どんなブラウザーを代替で使うのか決定する
IE11の代わりになるブラウザーとしては、
・Microsoft Edge
・Google Chrome
・Mozilla Firefox
などがあります。
EdgeはIEの後継なので、IEモードの存在も含めて移行がしやすいブラウザーです。

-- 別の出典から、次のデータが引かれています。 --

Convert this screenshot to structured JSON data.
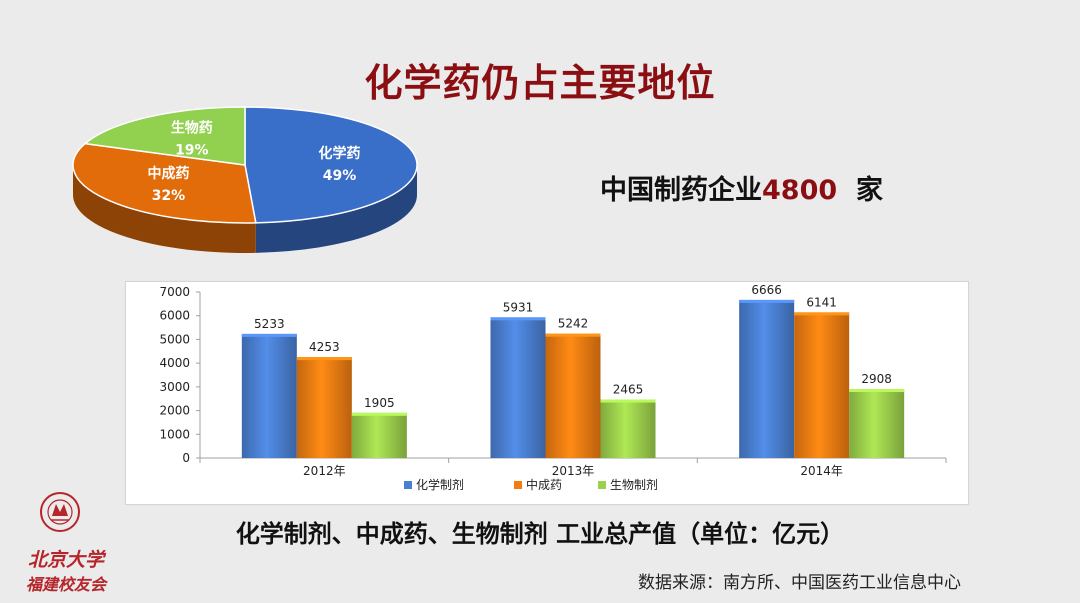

またGoogle Chromeのベースとなっている「Chromium」はEdgeを始めとした多くのブラウザーで使われているので、モダンなサービスを構築する場合はGoogle Chromeをベースにしてみるのもよいでしょう。
機能性や読み込み速度、セキュリティなどを比較して最適なブラウザーを導入して、社内で利用を統一できれば安心です。
まとめ
今回はIE11のサポートが終了するタイミングや使い続けるリスク、企業としての適切な対応方法などをご紹介してきました。
IE11は利用者が多かったブラウザーですが、現在ではEdgeと比較して影響力が小さいブラウザーです。機能面やセキュリティ面でも不安が残るIE11を使い続けるのは、サポート終了有無にかかわらずよくありません。
早めに依存脱却をする、移行できるブラウザーを導入するといった対応で企業の成長が止まらないようにしてみましょう。
※本記事の内容についての個別のお問い合わせは承っておりません。予めご了承ください。